MA: I try with producing I have two very great colleagues that do a lot of work, like the producing work, especially when I'm the director, because if I leave that position, it's empty, you know. There are two or three producers, or like two, at least and so I tried to I mean, it helps me a lot because in general we work very open and try to decide together where we spent the money on. It's very creative, where you spend your money with filmmaking, because it has immediately an effect or very direct effect on the film, you know, like on how it will be in the end. And so it's something you always it's very good to be involved there.

BE: It was interesting because I always think of producing as a negative thing. It's just usually responsibility to go out and beg people for money, but it sounds like it's much more interesting than that. 

MA: Yeah, the getting money is one thing but when you have the money, then it gets interesting for where you spend it. You know, you can put it in shooting days and reduce the technique side. But if, if you just find you, you have to have a vision, which is the most important thing or how you can make the best film out of it. 

BE: Last question, does Toni ever come back to visit you?

MA: [Laughs] To visit me? In my dreams... No. No. I don't know at the moment I finished the film like in May, just very shortly before the premiere and so I was very happy that I that Toni Erdmann is gone now and has is doing has his own private life now with other people. No, I think he's, he's not coming back.

BE: Maybe I'll say don't listen to this moment until you've watched the film but the costume that Toni wears that at the end, at the end of the film with lots of hair, is absolutely incredible. I presume that's real?

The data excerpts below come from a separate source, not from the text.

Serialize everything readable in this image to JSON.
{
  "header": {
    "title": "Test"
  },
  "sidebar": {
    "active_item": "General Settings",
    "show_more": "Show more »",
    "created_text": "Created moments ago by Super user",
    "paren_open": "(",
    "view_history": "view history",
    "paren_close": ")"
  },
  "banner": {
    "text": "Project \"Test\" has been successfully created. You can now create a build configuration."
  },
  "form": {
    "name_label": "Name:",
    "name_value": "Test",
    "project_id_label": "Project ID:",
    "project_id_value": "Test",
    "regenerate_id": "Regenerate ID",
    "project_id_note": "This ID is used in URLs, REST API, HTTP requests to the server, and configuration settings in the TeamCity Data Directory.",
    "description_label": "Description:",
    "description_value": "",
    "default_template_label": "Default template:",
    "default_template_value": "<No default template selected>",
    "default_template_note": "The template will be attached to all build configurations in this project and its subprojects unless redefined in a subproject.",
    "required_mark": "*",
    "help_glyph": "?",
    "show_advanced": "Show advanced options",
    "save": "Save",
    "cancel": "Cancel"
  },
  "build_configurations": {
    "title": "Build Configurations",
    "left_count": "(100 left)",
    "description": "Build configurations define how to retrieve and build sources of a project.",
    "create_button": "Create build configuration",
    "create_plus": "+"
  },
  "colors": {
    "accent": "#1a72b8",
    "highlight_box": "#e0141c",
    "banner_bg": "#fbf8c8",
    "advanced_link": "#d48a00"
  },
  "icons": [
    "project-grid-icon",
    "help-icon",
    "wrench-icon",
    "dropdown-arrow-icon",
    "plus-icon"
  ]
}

MA: Yeah, it's exists like that I just there were just some heavy bells on it that I took away because they were too heavy and very loud, but it's exactly like that. And it's really there to scare evil spirits away. It's from Bulgaria and they have it in different colours. It's also exists in white, in white and brown. And it's made out of a certain type of goat a long hair goat. Yeah, it's really a lot of dead goats. It also smells a lot.

BE: But it goes back to the the comedy teeth and the wig. It's the ultimate physical prop that you could have could have asked for in the film. 

MA: I was very happy with that thing. I mean, it's for me I searched for something that is like close to Winifred's inside or that is the costume that is yeah to his insides. So and to his soul, or I don't know. So and this sad and also fatherly, funny thing. I was very, it was big luck that we that this really existed.

Toni: I'm Toni. Toni Erdmann. I'm consultant and coach.

BE: Thanks to Marlon for speaking to me. Baffling and beautiful in sentiment and execution. This film only gets better with age. I'm Ben Eshmade. Thanks for listening to this archive edition of Nothing Concrete, the Barbican podcast presented here to inspire more people to discover and love the arts with weekly episodes of archive finds and theme series.